Arenite (Latin Arena, sand) is a sedimentary clastic rock with sand grain size between 0.0625 mm (0.00246 in) and 2 mm (0.08 in) and contain less than 15% matrix.[1] The related adjective is arenaceous. The equivalent Greek-derived term is psammite, though this is more commonly used for metamorphosed sediments.

Since it refers to grain size rather than chemical composition, the term is used for example in the classification of clastic carbonatic limestones, as the granulometrically equivalent term sandstone is not appropriate for limestone. Other arenites include sandstones, arkoses, greensands, and greywackes.

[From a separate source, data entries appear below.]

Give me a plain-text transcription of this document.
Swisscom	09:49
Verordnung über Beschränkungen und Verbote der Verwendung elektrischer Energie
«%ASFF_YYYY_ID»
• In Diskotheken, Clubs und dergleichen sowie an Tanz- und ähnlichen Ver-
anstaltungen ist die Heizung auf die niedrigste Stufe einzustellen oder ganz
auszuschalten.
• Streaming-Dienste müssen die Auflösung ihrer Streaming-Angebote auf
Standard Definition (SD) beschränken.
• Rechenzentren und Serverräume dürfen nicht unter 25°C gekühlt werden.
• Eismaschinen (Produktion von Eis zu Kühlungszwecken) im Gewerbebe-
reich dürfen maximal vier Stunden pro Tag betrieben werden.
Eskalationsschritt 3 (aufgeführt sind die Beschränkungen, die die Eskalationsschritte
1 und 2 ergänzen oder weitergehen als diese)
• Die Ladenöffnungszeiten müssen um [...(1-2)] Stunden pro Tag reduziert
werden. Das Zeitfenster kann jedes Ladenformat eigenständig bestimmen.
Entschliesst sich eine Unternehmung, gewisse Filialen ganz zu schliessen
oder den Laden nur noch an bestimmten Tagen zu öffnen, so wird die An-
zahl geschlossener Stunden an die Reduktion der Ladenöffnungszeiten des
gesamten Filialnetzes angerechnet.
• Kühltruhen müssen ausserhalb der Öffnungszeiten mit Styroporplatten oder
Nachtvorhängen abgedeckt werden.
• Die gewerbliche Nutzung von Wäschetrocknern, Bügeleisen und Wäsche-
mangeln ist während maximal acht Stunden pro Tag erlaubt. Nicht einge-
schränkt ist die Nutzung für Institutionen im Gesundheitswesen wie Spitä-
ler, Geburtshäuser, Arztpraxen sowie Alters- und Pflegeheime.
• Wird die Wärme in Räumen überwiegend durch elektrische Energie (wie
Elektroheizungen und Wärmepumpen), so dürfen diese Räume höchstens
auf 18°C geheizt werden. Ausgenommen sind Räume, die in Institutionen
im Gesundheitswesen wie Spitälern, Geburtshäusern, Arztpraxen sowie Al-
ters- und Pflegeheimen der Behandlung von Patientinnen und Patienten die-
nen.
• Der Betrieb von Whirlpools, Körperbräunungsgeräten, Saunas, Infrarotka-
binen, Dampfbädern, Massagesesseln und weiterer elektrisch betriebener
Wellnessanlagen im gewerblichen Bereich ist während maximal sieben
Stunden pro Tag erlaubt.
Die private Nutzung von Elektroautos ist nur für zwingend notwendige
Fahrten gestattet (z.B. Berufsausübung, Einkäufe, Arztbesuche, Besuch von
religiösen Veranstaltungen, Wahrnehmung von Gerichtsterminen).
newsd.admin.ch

Arenites mainly form by erosion of other rocks or turbiditic re-deposition of sands. Some arenites contain a varying amount of carbonatic components and thus belong to the rock-category of carbonatic sandstones or silicatic limestones. Arenites often appear as massive or bedded medium-grained rocks with a middling- to wide-spaced preferred lamination and often develop a pronounced cleavage.

Pettijohn[2] gives the following descriptive terms based on grain size, avoiding the use of terms such as "clay" or "argillaceous" which carry an implication of chemical composition:

Descriptive size terms
Texture Common Greek Latin
Coarse gravel(ly) psephite (psephitic) rudite (rudaceous)
Medium sand(y) psammite (psammitic) arenite (arenaceous)
Fine clay(ey) pelite (pelitic) lutite (lutaceous)


  1. Britannica definition of arenite. Accessed on January 1, 2008
  2. Pettijohn, Francis J. (1975). Sedimentary Rocks. Harper & Row. ISBN 0-06-045191-2.